The following double track section between Ampfing and Altmühldorf was finished in December 2010 and the 2.2 km section between Altmühldorf and Mühldorf is planned to be duplicated as part of the upgrade of the Mühldorf–Tüßling route, supported with funds from the second economic stimulus package, which is due to be completed in 2016. So far, however, only funds for planning the development have been made available. In addition, two passing points are to be developed as a priority between Markt Schwaben and Hörlkofen (8 km) and between Dorfen and Obergeislbach (11.6 km). However, no planning has been done for this, so realisation before 2020 or even 2025 is unrealistic.

The route from Mühldorf to Freilassing has also been proposed for duplication and electrification since 1985. The branch line from Tüßling to Burghausen would also be electrified as part of this work.
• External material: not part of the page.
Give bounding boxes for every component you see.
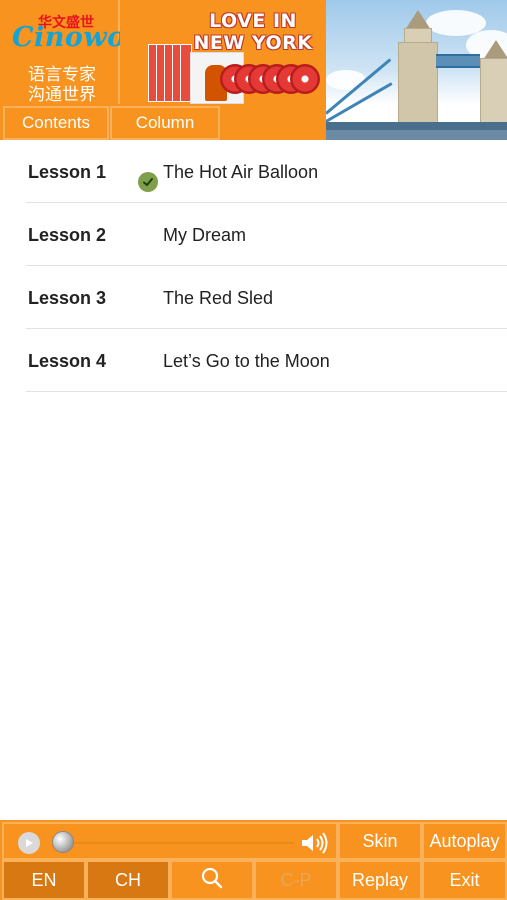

The entire Munich–Mühldorf–Freilassing route would be used as an alternative to the Munich–Rosenheim and Rosenheim–Salzburg lines, especially to deal with the expected volume of traffic after the completion of the Brenner Base Tunnel. The line is part of the Magistrale for Europe, which is almost identical with the Trans-European Transport Networks (TEN-T) project No. 17, the upgrade of the Paris–Strasbourg–Stuttgart–Munich–Vienna–Bratislava/Budapest railway axis. While the TEN project between Paris and Bratislava will be almost completed by 2020, on the Munich–Mühldorf–Freilassing section there have been significant planning delays. This section is the longest missing link on the over 1300 km long route between Paris and Bratislava.
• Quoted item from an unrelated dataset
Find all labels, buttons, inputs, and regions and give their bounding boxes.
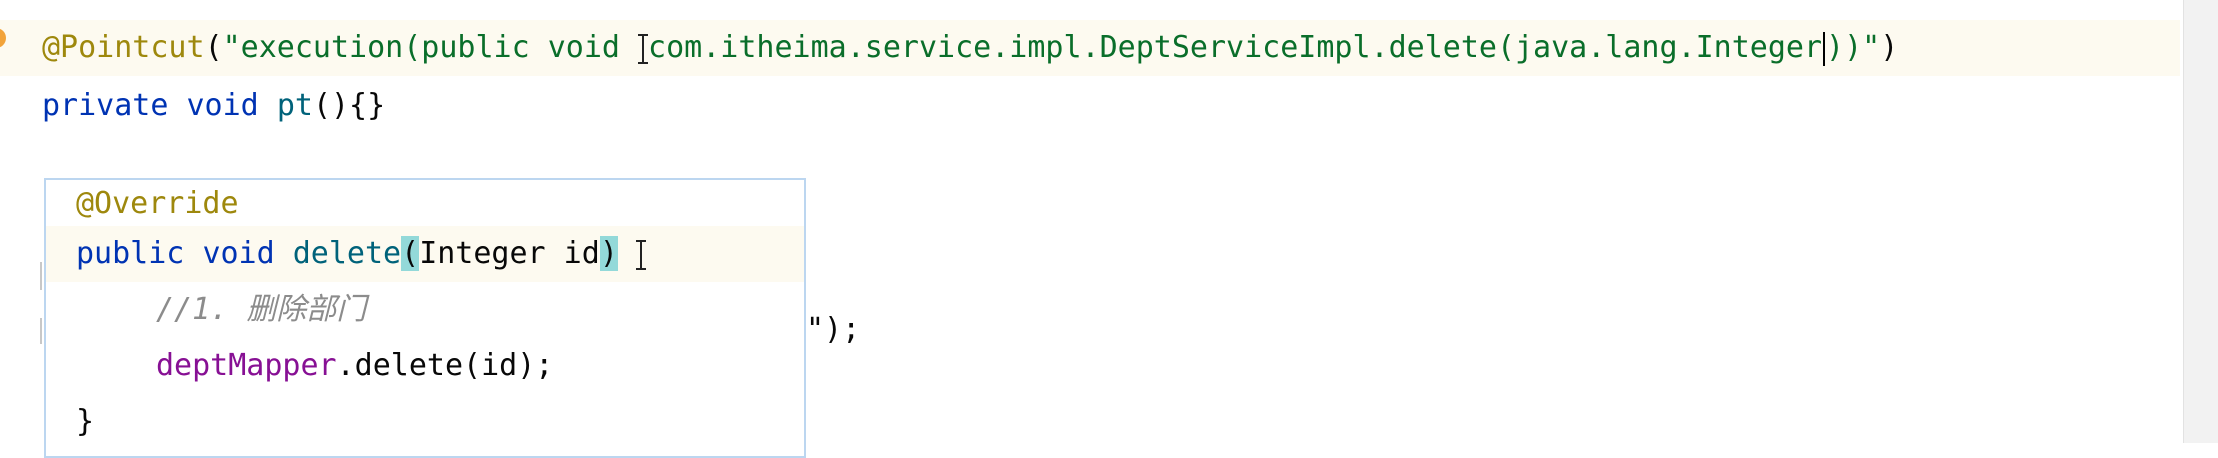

The proposed measures would allow a considerable reduction in travel time for local and long-distance traffic and substantial improvements for regional services in southeast Bavaria (integrated regular interval services). Moreover, the industrial enterprises of the Bavarian Chemical Triangle have demanded for quite some time an upgrade of the outdated and congested railway lines. They are also listed as priorities in the Federal Transport Infrastructure Plan in order to improve transport links with Austria. The upgrade of the Munich–Mühldorf–Freilassing route has been estimated to cost € 1.386 billion (as of November 2010). The line would be upgraded for a design speed of between 120 and 160 km/h and the journey time on the Munich–Mühldorf–Salzburg route (147 km) would be halved from the current minimum of 150 minutes to 74 minutes. In comparison, the Munich–Rosenheim–Salzburg route is 153 km long and the Austrian Federal Railways Railjet runs over this route non-stop in 89 minutes.